I think this is particularly a challenge with things like a Nazi or Confederate victory because, yes, their victory would have brought about big, horrendous differences, but the culture of both was old-fashioned. The author to show this best is, perhaps, Stephen Fry with Making History (1996) and he pulls this off by having one person aware of how things were in our timeline and focusing particularly on the impact on gay people, interestingly, not simply under Nazis but 'second hand' through the 'reflected oppression' of US society in a world where Nazi culture is so predominant.

Fenwick I am glad you brought out this point about the bridge (not simply because I like featuring card games in my novels) because it reminds us that the mundane can be an indicator of the divergence as much as the big sweeping stuff and an author who feels they have an intelligent audience will include these indicators without having big signposts pointing to them.

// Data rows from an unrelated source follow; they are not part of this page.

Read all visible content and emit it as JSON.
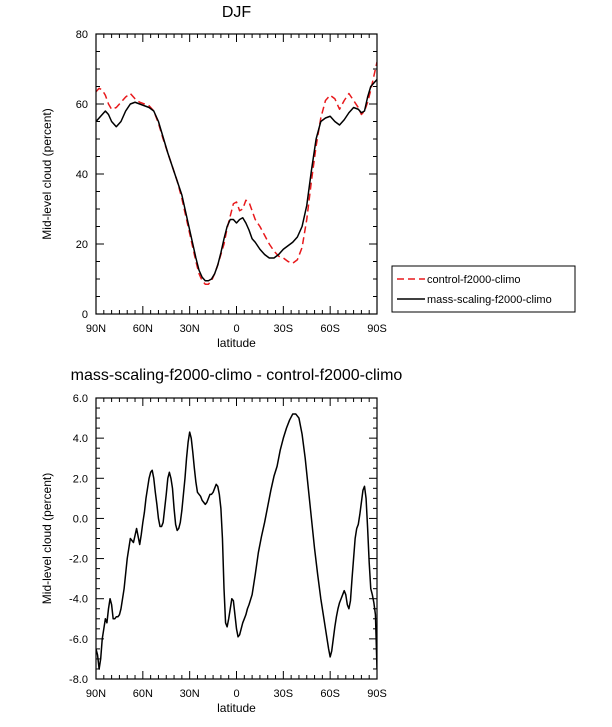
{
  "chart_data": [
    {
      "type": "line",
      "title": "DJF",
      "xlabel": "latitude",
      "ylabel": "Mid-level cloud (percent)",
      "xlim": [
        90,
        -90
      ],
      "ylim": [
        0,
        80
      ],
      "xticks": [
        90,
        60,
        30,
        0,
        -30,
        -60,
        -90
      ],
      "xtick_labels": [
        "90N",
        "60N",
        "30N",
        "0",
        "30S",
        "60S",
        "90S"
      ],
      "yticks": [
        0,
        20,
        40,
        60,
        80
      ],
      "ytick_labels": [
        "0",
        "20",
        "40",
        "60",
        "80"
      ],
      "legend_position": "right-outside",
      "series": [
        {
          "name": "control-f2000-climo",
          "color": "#e8191c",
          "dash": "dashed",
          "x": [
            90,
            88,
            86,
            84,
            82,
            80,
            77,
            74,
            71,
            68,
            65,
            62,
            59,
            56,
            53,
            50,
            47,
            44,
            41,
            38,
            35,
            32,
            29,
            26,
            24,
            22,
            20,
            18,
            16,
            14,
            12,
            10,
            8,
            6,
            4,
            2,
            0,
            -2,
            -4,
            -6,
            -8,
            -10,
            -12,
            -15,
            -18,
            -21,
            -24,
            -27,
            -30,
            -33,
            -36,
            -39,
            -42,
            -45,
            -48,
            -51,
            -54,
            -57,
            -60,
            -63,
            -66,
            -69,
            -72,
            -75,
            -78,
            -80,
            -82,
            -84,
            -86,
            -88,
            -90
          ],
          "y": [
            63.5,
            64.5,
            64,
            62.5,
            60,
            58.5,
            59,
            60.5,
            62,
            63,
            61.5,
            60.5,
            60,
            59.5,
            58,
            54.5,
            50,
            46,
            42,
            38,
            33,
            27,
            21,
            15,
            11.5,
            9.5,
            8.5,
            8.5,
            9.5,
            11.5,
            14,
            17,
            20,
            24.5,
            28,
            31.5,
            32,
            29.5,
            30,
            32.5,
            32,
            29.5,
            27,
            25,
            22.5,
            20,
            18,
            16.5,
            16,
            15,
            14.5,
            15.5,
            19,
            27,
            38,
            48,
            56,
            61,
            62.5,
            61.5,
            58.5,
            61,
            63,
            61,
            59,
            57,
            58,
            60.5,
            64,
            68,
            72
          ]
        },
        {
          "name": "mass-scaling-f2000-climo",
          "color": "#000000",
          "dash": "solid",
          "x": [
            90,
            88,
            86,
            84,
            82,
            80,
            77,
            74,
            71,
            68,
            65,
            62,
            59,
            56,
            53,
            50,
            47,
            44,
            41,
            38,
            35,
            32,
            29,
            26,
            24,
            22,
            20,
            18,
            16,
            14,
            12,
            10,
            8,
            6,
            4,
            2,
            0,
            -2,
            -4,
            -6,
            -8,
            -10,
            -12,
            -15,
            -18,
            -21,
            -24,
            -27,
            -30,
            -33,
            -36,
            -39,
            -42,
            -45,
            -48,
            -51,
            -54,
            -57,
            -60,
            -63,
            -66,
            -69,
            -72,
            -75,
            -78,
            -80,
            -82,
            -84,
            -86,
            -88,
            -90
          ],
          "y": [
            55,
            56,
            57,
            58,
            57,
            55,
            53.5,
            55,
            58,
            60,
            60.5,
            60,
            59.5,
            59,
            58,
            55,
            50.5,
            46,
            42,
            38,
            34,
            28,
            22,
            16,
            12.5,
            10.5,
            9.5,
            9.5,
            10,
            11.5,
            14,
            17.5,
            21.5,
            25,
            27,
            27,
            26,
            27,
            27.5,
            26,
            24,
            21.5,
            20.5,
            18.5,
            17,
            16,
            16,
            17,
            18.5,
            19.5,
            20.5,
            22,
            25,
            31,
            41,
            50,
            55,
            56,
            56.5,
            55,
            54,
            55.5,
            57.5,
            59,
            58.5,
            57.5,
            58,
            62,
            65,
            66,
            67
          ]
        }
      ]
    },
    {
      "type": "line",
      "title": "mass-scaling-f2000-climo - control-f2000-climo",
      "xlabel": "latitude",
      "ylabel": "Mid-level cloud (percent)",
      "xlim": [
        90,
        -90
      ],
      "ylim": [
        -8,
        6
      ],
      "xticks": [
        90,
        60,
        30,
        0,
        -30,
        -60,
        -90
      ],
      "xtick_labels": [
        "90N",
        "60N",
        "30N",
        "0",
        "30S",
        "60S",
        "90S"
      ],
      "yticks": [
        -8,
        -6,
        -4,
        -2,
        0,
        2,
        4,
        6
      ],
      "ytick_labels": [
        "-8.0",
        "-6.0",
        "-4.0",
        "-2.0",
        "0.0",
        "2.0",
        "4.0",
        "6.0"
      ],
      "series": [
        {
          "color": "#000000",
          "dash": "solid",
          "x": [
            90,
            89,
            88,
            87,
            86,
            85,
            84,
            83,
            82,
            81,
            80,
            79,
            78,
            77,
            76,
            75,
            74,
            72,
            70,
            68,
            66,
            64,
            62,
            61,
            60,
            59,
            58,
            57,
            56,
            55,
            54,
            53,
            52,
            51,
            50,
            49,
            48,
            47,
            46,
            45,
            44,
            43,
            42,
            41,
            40,
            39,
            38,
            37,
            36,
            35,
            34,
            33,
            32,
            31,
            30,
            29,
            28,
            27,
            26,
            25,
            24,
            23,
            22,
            21,
            20,
            19,
            18,
            17,
            16,
            15,
            14,
            13,
            12,
            11,
            10,
            9,
            8,
            7,
            6,
            5,
            4,
            3,
            2,
            1,
            0,
            -1,
            -2,
            -3,
            -4,
            -5,
            -6,
            -7,
            -8,
            -10,
            -12,
            -14,
            -16,
            -18,
            -20,
            -22,
            -24,
            -26,
            -28,
            -30,
            -32,
            -34,
            -36,
            -38,
            -40,
            -42,
            -44,
            -46,
            -48,
            -50,
            -52,
            -54,
            -56,
            -57,
            -58,
            -59,
            -60,
            -61,
            -62,
            -63,
            -64,
            -65,
            -66,
            -67,
            -68,
            -69,
            -70,
            -71,
            -72,
            -73,
            -74,
            -75,
            -76,
            -77,
            -78,
            -79,
            -80,
            -81,
            -82,
            -83,
            -84,
            -85,
            -86,
            -87,
            -88,
            -89,
            -90
          ],
          "y": [
            -6.5,
            -6.8,
            -7.5,
            -7.0,
            -6.0,
            -5.5,
            -5.0,
            -5.2,
            -4.5,
            -4.0,
            -4.3,
            -5.0,
            -5.0,
            -4.9,
            -4.9,
            -4.8,
            -4.5,
            -3.5,
            -2.0,
            -1.0,
            -1.2,
            -0.5,
            -1.3,
            -0.8,
            -0.2,
            0.3,
            1.0,
            1.5,
            2.0,
            2.3,
            2.4,
            2.0,
            1.3,
            0.7,
            0.0,
            -0.4,
            -0.4,
            -0.2,
            0.5,
            1.2,
            2.0,
            2.3,
            2.0,
            1.5,
            0.5,
            -0.3,
            -0.6,
            -0.5,
            -0.2,
            0.4,
            1.2,
            2.0,
            3.0,
            3.8,
            4.3,
            4.0,
            3.3,
            2.5,
            1.8,
            1.3,
            1.2,
            1.1,
            0.9,
            0.8,
            0.7,
            0.8,
            1.0,
            1.2,
            1.2,
            1.3,
            1.5,
            1.7,
            1.6,
            1.2,
            0.5,
            -1.0,
            -3.5,
            -5.2,
            -5.4,
            -5.0,
            -4.5,
            -4.0,
            -4.1,
            -4.8,
            -5.5,
            -5.9,
            -5.8,
            -5.5,
            -5.2,
            -5.0,
            -4.8,
            -4.5,
            -4.3,
            -3.8,
            -2.8,
            -1.7,
            -0.9,
            -0.2,
            0.6,
            1.4,
            2.1,
            2.6,
            3.4,
            4.0,
            4.5,
            4.9,
            5.2,
            5.2,
            5.0,
            4.2,
            3.0,
            1.5,
            0.0,
            -1.5,
            -2.8,
            -4.0,
            -5.0,
            -5.5,
            -6.0,
            -6.5,
            -6.9,
            -6.6,
            -6.0,
            -5.4,
            -4.9,
            -4.5,
            -4.2,
            -4.0,
            -3.8,
            -3.6,
            -3.8,
            -4.3,
            -4.5,
            -4.1,
            -3.0,
            -2.0,
            -1.0,
            -0.5,
            -0.3,
            0.2,
            0.8,
            1.4,
            1.6,
            1.0,
            -0.5,
            -2.2,
            -3.5,
            -3.8,
            -4.2,
            -4.8,
            -7.5
          ]
        }
      ]
    }
  ]
}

Like the best world building is from Wolfenstien of all things.


It is not in the game. At all. But... I know what tv is like, I know what heroes are and what villains are in this world. It is Batman in 1966 but still it works.



Little Duce Coup is what I get from this. But pop-music. Pop music in a Nazi dominated world is not something we see.

In the game itself we see a Nazi drink a strawberry milkshake. Simple. Pointless. But it shows the world has things people ENJOY doing. Part of what makes the Nazi's a solid villain is how evil they are but in terms of history what makes them so terrifying is they had movies, radio, food, cars, board games, holidays, and more AND still did what they did.

There is something to be said in finding the "comfort" in another world. Not the awful things but the good. Man in the High Castle is an awful world... but man does the public transit system seem top notch. Presence of Mine Enemies has a "good" ending where people lynch a man they think is Jewish... but hey at least a man can come home from a hard days work to dinner on the table and a game of cards with friends.
 
Yes, the 'mundane' evil is often the worst. There is an interesting bit in Schindler's List (1993) after Itzhak Stern (Ben Kingsley) looks to try to convince the camp commandant Amon Goeth (Ralph Fiennes) that there is power in not taking a life. However, Goeth is unconvinced as we see when he takes a pot-shot at Itzhak as he walks away, though misses. The sense that such life or death decisions have come down to the same level of whether Goeth has a cup of coffee or not, seems to really emphasise just how evil he is.
 
Yes, the 'mundane' evil is often the worst. There is an interesting bit in Schindler's List (1993) after Itzhak Stern (Ben Kingsley) looks to try to convince the camp commandant Amon Goeth (Ralph Fiennes) that there is power in not taking a life. However, Goeth is unconvinced as we see when he takes a pot-shot at Itzhak as he walks away, though misses. The sense that such life or death decisions have come down to the same level of whether Goeth has a cup of coffee or not, seems to really emphasise just how evil he is.
For me Man in the High Castle had a better example in the cop helping change a tire. He did the work himself. He shared a meal with the driver. And... just kinda shrugged at the ash falling to the ground from the "burdens on the state" being burnt in the distance.